A reação de Lula ao projeto antifacção busca evitar brechas jurídicas e preservar a força da PF, enquanto o governo tenta conter tensões com a Câmara
A segurança pública é, inegavelmente, um dos campos de batalha mais complexos para qualquer governo progressista no Brasil. A recente ofensiva do presidente Luiz Inácio Lula da Silva contra o chamado Marco Legal de Combate ao Crime Organizado (ou PL Antifacção) – um projeto de lei em tramitação que promete endurecer as punições, mas que possui sérias falhas técnicas – é um movimento que, embora arriscado, é politicamente necessário e ideologicamente coerente com o viés de esquerda.
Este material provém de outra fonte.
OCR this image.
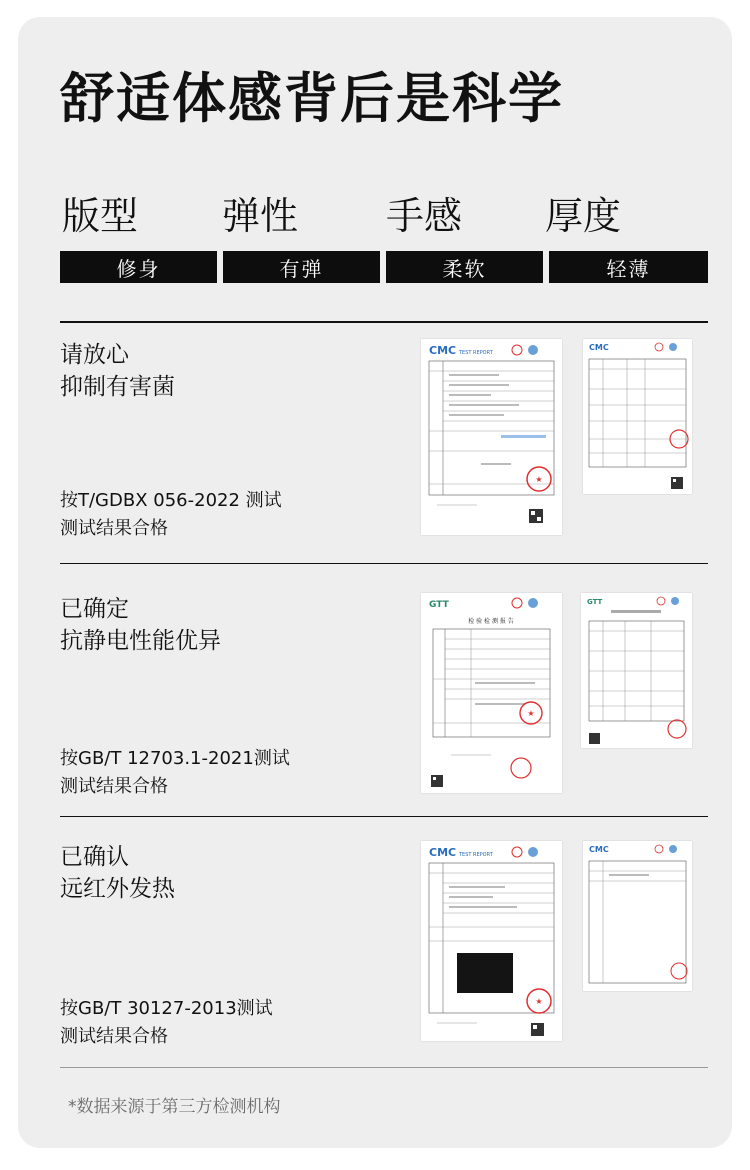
舒适体感背后是科学
版型 弹性 手感 厚度
修身	有弹	柔软	轻薄
请放心
抑制有害菌
按T/GDBX 056-2022 测试
测试结果合格
CMC TEST REPORT
★
CMC
已确定
抗静电性能优异
按GB/T 12703.1-2021测试
测试结果合格
GTT
检 验 检 测 报 告
★
GTT
已确认
远红外发热
按GB/T 30127-2013测试
测试结果合格
CMC TEST REPORT
★
CMC
*数据来源于第三方检测机构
A Coerência em detalhe: Evitar o endurecimento penal com falhas
O governo Lula enfrenta o dilema de como se posicionar sobre uma pauta que tem “apoio popular expressivo”, mas cujo texto aprovado na Câmara está repleto de “erros grosseiros”. De uma perspectiva de esquerda, a segurança pública não se resolve apenas com o aumento de penas ou o endurecimento da legislação, mas sim com políticas sociais, inteligência e combate estratégico às estruturas do crime, sem comprometer as liberdades democráticas e a eficácia das investigações.
O texto em debate, apesar de ter o apelo do combate ao crime, apresenta riscos concretos:
- Fragilização institucional: Há uma tentativa de retirar recursos da Polícia Federal – um órgão crucial no combate ao crime organizado em nível federal.
- Insegurança jurídica: A criação de dispositivos que se “sobrepõem à legislação atual” pode, ironicamente, abrir “brechas jurídicas” que acabam beneficiando os próprios criminosos, tornando a aplicação da lei mais confusa e menos eficaz.
- Burocratização do combate ao lucro: Novas regras para o “perdimento de bens” podem tornar o processo mais lento e ineficaz – um tiro no pé contra o poder financeiro das facções.
O Presidente acerta ao priorizar a qualidade técnica e o combate estrutural em detrimento de uma legislação meramente punitivista e ineficaz.
Diálogo e articulação: O Risco controlado na Câmara
O ponto de tensão com o presidente da Câmara, Hugo Motta, e a consequente ameaça de desgaste na base aliada é o maior custo imediato desta estratégia. A recomposição da base é fundamental para a aprovação de temas cruciais como a LDO e o Orçamento da União de 2026.
No entanto, a atuação de Motta, que se alinha ao Centrão e ao PL em pautas da direita, é um sinal claro de que o governo precisará recalcular a rota, mas não necessariamente recuar em seus princípios. O desafio é comunicar à sociedade que ser contra o PL Antifacção defeituoso não é ser contra a segurança, mas sim a favor de um combate ao crime mais inteligente e efetivo.
O Recalculo necessário: A Arte de vencer corrigindo
A avaliação de aliados aponta para a via do pragmatismo político. Se o Senado, onde o texto deve ser aprovado com modificações, não arquivar a proposta, o governo deve concentrar seus esforços em:
- Destacar as vitórias conquistadas: Reforçar publicamente que o governo barrou a diminuição do poder da PF e impediu alterações na Lei Antiterrorismo.
- Negociação no Senado: Concentrar a força política para garantir que as falhas grosseiras sejam integralmente corrigidas antes da aprovação final.
A estratégia de confronto foi uma cartada para chamar a atenção para os problemas do texto, mas agora o desafio é transformá-la em uma estratégia de correção no Senado, evitando a narrativa de isolamento político. Lula precisa usar seu capital político para aprovar uma lei de segurança pública que seja eficaz e que não comprometa a capacidade de atuação do Estado, uma posição que, no longo prazo, se mostrará mais vantajosa para o país e coerente com a agenda progressista.